Não é, pois, o momento da indignação?
Porventura não é chegada a hora da libertação?

A nação não pode condescender com seus
detratores, com seus ladrões, com seus
usurpadores, com seus facínoras, com seus
ditadores – falsos democratas, antiprofetas da salvação.

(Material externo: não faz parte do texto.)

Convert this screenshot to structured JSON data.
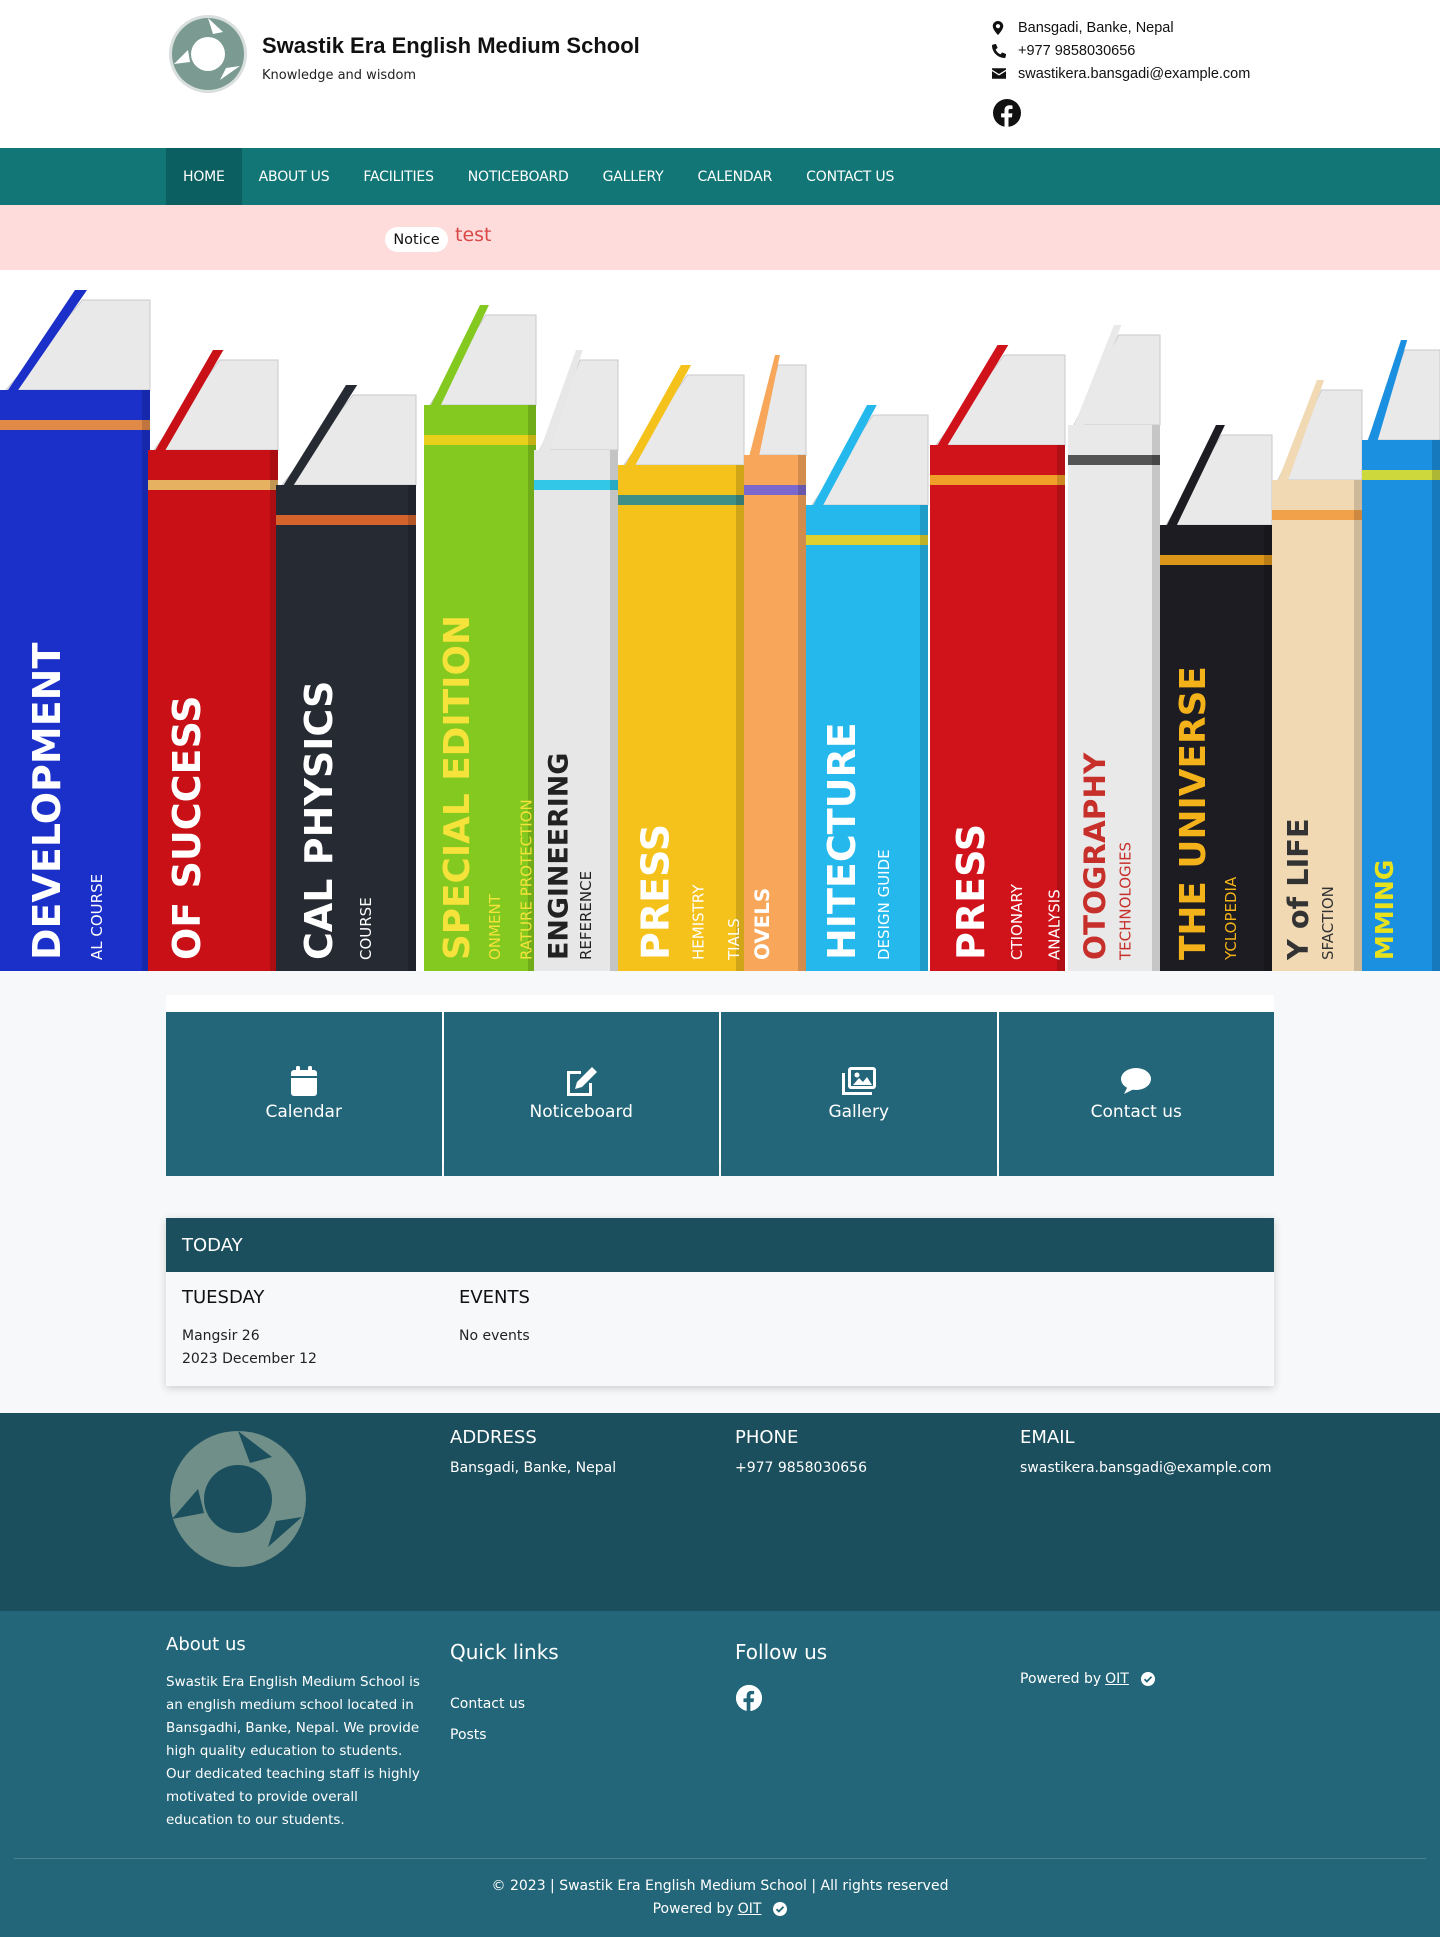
{
  "header": {
    "school_name": "Swastik Era English Medium School",
    "tagline": "Knowledge and wisdom",
    "address": "Bansgadi, Banke, Nepal",
    "phone": "+977 9858030656",
    "email": "swastikera.bansgadi@example.com"
  },
  "nav": {
    "items": [
      "HOME",
      "ABOUT US",
      "FACILITIES",
      "NOTICEBOARD",
      "GALLERY",
      "CALENDAR",
      "CONTACT US"
    ]
  },
  "notice": {
    "badge": "Notice",
    "text": "test"
  },
  "hero": {
    "book_titles": [
      "DEVELOPMENT",
      "AL COURSE",
      "OF SUCCESS",
      "CAL PHYSICS",
      "COURSE",
      "SPECIAL EDITION",
      "ONMENT",
      "RATURE PROTECTION",
      "ENGINEERING",
      "REFERENCE",
      "PRESS",
      "HEMISTRY",
      "TIALS",
      "OVELS",
      "HITECTURE",
      "DESIGN GUIDE",
      "PRESS",
      "CTIONARY",
      "ANALYSIS",
      "OTOGRAPHY",
      "TECHNOLOGIES",
      "THE UNIVERSE",
      "YCLOPEDIA",
      "Y of LIFE",
      "SFACTION",
      "MMING"
    ]
  },
  "tiles": [
    {
      "label": "Calendar",
      "icon": "calendar-icon"
    },
    {
      "label": "Noticeboard",
      "icon": "edit-icon"
    },
    {
      "label": "Gallery",
      "icon": "images-icon"
    },
    {
      "label": "Contact us",
      "icon": "chat-icon"
    }
  ],
  "today": {
    "heading": "TODAY",
    "day": "TUESDAY",
    "nepali_date": "Mangsir 26",
    "english_date": "2023 December 12",
    "events_heading": "EVENTS",
    "events_text": "No events"
  },
  "footer": {
    "address_h": "ADDRESS",
    "address": "Bansgadi, Banke, Nepal",
    "phone_h": "PHONE",
    "phone": "+977 9858030656",
    "email_h": "EMAIL",
    "email": "swastikera.bansgadi@example.com",
    "about_h": "About us",
    "about_p": "Swastik Era English Medium School is an english medium school located in Bansgadhi, Banke, Nepal. We provide high quality education to students. Our dedicated teaching staff is highly motivated to provide overall education to our students.",
    "quick_h": "Quick links",
    "quick_1": "Contact us",
    "quick_2": "Posts",
    "follow_h": "Follow us",
    "powered_prefix": "Powered by",
    "powered_link": "OIT",
    "copyright": "© 2023 | Swastik Era English Medium School | All rights reserved"
  },
  "colors": {
    "nav": "#127676",
    "nav_active": "#0c5f60",
    "notice_bg": "#fedcdc",
    "tile": "#236679",
    "footer_dark": "#1c4f5e",
    "footer": "#236679"
  }
}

Prestai atenção, ó brasileiros!
Ó povo dos trabalhadores,
povo deserdado, vexado e proscrito!
Povo (que é) aprisionado, (que é) julgado e (que é) morto!
Povo ultrajado, povo marcado!

Não sabeis que mesmo para a paciência,
mesmo para a dedicação, há um limite?
Não deixarás de dar ouvidos a estes
oradores do misticismo que te dizem
para rezar e esperar,
pregando a salvação pela religião ou pelo poder e cuja
palavra veemente e sonora te cativa?

Teu destino é um enigma que nem a força física,
nem a coragem da alma, nem as iluminações e o entusiasmo,
nem a exaltação de nenhum sentimento pode resolver.
Aqueles que te dizem o contrário enganam-te e seus
discursos servem apenas para retardar a hora de tua libertação, que
está preste a soar.

O que são o entusiasmo e o sentimento?
O que é uma poesia vã diante da necessidade?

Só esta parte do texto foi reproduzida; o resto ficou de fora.